Eine wirksame Kontrolle der Justiz ist meines Erachtens nur mit Hilfe direkter Bürgerbeteiligung möglich. Und zwar durch Bürgergerichte, die mit aus der Bevölkerung zufällig ausgewählten Geschworenen besetzt werden.

„Die Frage »Wer kontrolliert den Kontrolleur?« kann meines Erachtens in einem demokratischen Rechtsstaat mit Gewaltenteilung nur eine Antwort haben. Wenn Regierung und Parlament als Kontrolleur der Gerichtsbarkeit ausscheiden, bleibt nur noch der Souverän, das Volk, über. Eine solche Kontrolle durch das Volk könnte derart aussehen, dass in der ersten gerichtlichen Instanz Berufsrichter entscheiden und dass in einer zweiten, das Verfahren abschließenden Instanz ein Geschworenengericht aus zufällig ausgewählten Laienrichtern aus dem Volk in Anlehnung an die Jury im angelsächsischen Recht sowohl in tatsächlicher als auch rechtlicher Hinsicht entscheidet. Ein solches Geschworenengericht sollte zwischen maximal vier Entscheidungsmöglichkeiten wählen können, erstens die Entscheidung des erstinstanzlichen Gerichts anzunehmen, zweitens das Verfahren an die erste Instanz zurückzuweisen, oder schließlich, falls beide Parteien durch einen Anwalt vertreten sind, einen Entscheidungsvorschlag der beiden Anwälte anzunehmen. Aber in einem Zivilprozess sollte kein Anwaltszwang herrschen. Dort muss der Bürger die freie Wahl haben, ob er sich von einem Anwalt vertreten lassen will oder nicht. Sollten in der ersten Instanz ungeklärte Rechts- und Verfassungsfragen auftreten, müssten diese auf Antrag des erstinstanzlichen Gerichts oder auf Antrag einer der beiden Parteien vor der abschließenden Entscheidung des Geschworenengerichts durch den Bundesgerichtshof oder durch das Bundesverfassungsgericht geklärt werden.“

Gila Seidl, in: Angeklagt ist Deutschland – Ein Justizskandal, Seite 436.

Eine solche direkte Beteiligung der Bürger an der Rechtsprechung würde die Formel „Im Namen des Volkes“ erst zur vollen Geltung bringen. Außerdem ist eine derartige Kontrolle der Berufsrichter durch eine direkte Beteiligung der Bürger an der Rechtsprechung dringend geboten, um die gravierenden Missstände in der Justiz wirkungsvoll beseitigen zu können. Denn …

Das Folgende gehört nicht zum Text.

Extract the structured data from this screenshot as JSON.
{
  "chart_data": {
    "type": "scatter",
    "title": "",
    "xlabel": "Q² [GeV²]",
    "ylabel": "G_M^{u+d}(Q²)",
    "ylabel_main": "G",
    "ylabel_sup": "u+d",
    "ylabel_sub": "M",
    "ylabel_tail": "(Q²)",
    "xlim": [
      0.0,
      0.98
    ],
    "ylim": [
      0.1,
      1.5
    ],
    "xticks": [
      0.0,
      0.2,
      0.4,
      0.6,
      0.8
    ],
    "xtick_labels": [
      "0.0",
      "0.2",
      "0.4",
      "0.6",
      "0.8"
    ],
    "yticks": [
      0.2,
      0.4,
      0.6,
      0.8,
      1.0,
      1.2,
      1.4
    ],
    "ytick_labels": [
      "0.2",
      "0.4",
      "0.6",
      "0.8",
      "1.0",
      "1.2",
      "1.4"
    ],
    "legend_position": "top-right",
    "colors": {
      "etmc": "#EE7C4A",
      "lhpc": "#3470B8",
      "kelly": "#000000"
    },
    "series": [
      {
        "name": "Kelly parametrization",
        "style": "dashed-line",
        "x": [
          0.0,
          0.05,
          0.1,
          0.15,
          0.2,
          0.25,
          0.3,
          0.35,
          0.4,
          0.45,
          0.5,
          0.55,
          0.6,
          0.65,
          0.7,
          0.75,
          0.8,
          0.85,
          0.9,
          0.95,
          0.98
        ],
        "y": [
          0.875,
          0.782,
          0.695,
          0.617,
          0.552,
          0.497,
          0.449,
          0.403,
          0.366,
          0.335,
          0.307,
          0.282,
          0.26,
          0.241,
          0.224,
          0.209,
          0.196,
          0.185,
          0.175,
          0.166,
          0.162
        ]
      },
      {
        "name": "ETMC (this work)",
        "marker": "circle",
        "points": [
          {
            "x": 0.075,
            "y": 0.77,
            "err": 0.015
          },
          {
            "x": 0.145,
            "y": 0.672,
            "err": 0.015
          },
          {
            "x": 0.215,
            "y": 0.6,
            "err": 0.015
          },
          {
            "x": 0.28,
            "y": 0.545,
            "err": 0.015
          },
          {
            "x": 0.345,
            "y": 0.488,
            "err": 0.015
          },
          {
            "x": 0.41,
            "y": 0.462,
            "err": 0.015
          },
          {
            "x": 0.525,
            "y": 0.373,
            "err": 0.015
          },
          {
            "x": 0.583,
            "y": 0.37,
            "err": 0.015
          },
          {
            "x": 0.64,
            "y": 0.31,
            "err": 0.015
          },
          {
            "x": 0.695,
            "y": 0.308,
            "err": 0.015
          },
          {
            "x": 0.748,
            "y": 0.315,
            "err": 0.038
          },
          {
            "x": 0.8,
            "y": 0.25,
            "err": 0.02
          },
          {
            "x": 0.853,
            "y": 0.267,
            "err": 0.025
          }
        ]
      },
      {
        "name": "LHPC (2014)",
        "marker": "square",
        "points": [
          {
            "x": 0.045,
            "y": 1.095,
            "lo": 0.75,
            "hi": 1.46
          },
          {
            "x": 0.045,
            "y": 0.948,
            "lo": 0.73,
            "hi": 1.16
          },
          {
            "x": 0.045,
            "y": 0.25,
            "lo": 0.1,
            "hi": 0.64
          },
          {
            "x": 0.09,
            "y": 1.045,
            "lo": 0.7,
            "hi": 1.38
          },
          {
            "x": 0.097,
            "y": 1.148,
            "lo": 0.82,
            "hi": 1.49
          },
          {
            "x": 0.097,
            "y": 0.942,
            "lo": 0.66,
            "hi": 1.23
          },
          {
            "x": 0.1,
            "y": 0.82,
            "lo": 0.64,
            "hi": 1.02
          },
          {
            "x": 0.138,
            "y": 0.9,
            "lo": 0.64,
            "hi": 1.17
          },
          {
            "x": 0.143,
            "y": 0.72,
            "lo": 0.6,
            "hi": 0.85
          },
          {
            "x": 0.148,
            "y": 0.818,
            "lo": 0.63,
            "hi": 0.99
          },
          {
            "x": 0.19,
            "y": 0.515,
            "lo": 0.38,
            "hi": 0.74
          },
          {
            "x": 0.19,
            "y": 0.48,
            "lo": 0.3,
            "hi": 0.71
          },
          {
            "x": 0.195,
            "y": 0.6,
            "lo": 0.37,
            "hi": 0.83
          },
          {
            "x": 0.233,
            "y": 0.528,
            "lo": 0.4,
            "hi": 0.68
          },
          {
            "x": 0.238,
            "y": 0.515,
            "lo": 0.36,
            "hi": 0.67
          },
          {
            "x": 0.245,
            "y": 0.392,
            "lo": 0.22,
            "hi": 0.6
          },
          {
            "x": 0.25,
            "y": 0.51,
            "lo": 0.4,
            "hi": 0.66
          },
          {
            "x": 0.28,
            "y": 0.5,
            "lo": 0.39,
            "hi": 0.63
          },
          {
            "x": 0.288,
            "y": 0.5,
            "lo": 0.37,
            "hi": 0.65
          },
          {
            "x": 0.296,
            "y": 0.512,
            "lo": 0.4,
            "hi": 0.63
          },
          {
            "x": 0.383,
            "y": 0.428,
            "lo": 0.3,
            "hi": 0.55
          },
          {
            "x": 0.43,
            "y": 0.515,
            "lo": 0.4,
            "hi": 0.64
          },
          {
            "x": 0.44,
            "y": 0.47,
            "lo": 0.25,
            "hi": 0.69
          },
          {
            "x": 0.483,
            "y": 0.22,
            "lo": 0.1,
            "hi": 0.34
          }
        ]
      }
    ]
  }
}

„Unentwegt wird im Zivilprozess … von den Gerichten fahrlässig bis vorsätzlich gegen zwingende einfachrechtliche Vorschriften und gegen die Grundrechte verstoßen. … Die einzigen Juristen, die sanktionslos die Gesetze verletzen dürfen, sind die Richter! Wenn aber die Rechtsunterworfenen richterliche Fehlurteile und richterliche Pflichtverletzungen ersatzlos tragen müssen, dann sind die Kriterien eines Rechtsstaates nicht mehr erfüllt. Und so bleibt am Ende die Erkenntnis: Ein Rechtsstaat, wie er den Verfassern des Grundgesetzes vorgeschwebt hat, den haben wir nicht, und wir entfernen uns ständig weiter von diesem Ideal.
(Dr. Egon Schneider, ehemaliger Richter am OLG Köln, in: „Der Niedergang des Rechtsstaates“ Festschrift für Christian Richter II „Verstehen und Widerstehen“, 26. September 2006).

Dass die Bundesrepublik Deutschland kein Rechtsstaat ist, sondern ein Unrechtsstaat, in dem die Bundesregierung sogar unwahr gegenüber dem Europäischen Gerichtshof für Menschenrechte vorträgt, um eine Menschenrechtsverletzung durch die deutsche Justiz zu vertuschen, habe ich in einer inzwischen 27 Jahre andauernden gerichtlichen Auseinandersetzung erfahren müssen. Nicht ein einziges Urteil in den von mir geführten Gerichtsverfahren ist ohne Verletzung der Verfahrensregeln der Zivilprozessordnung und ohne Verletzung meiner verfassungsmäßigen Verfahrensgrundrechte ergangen.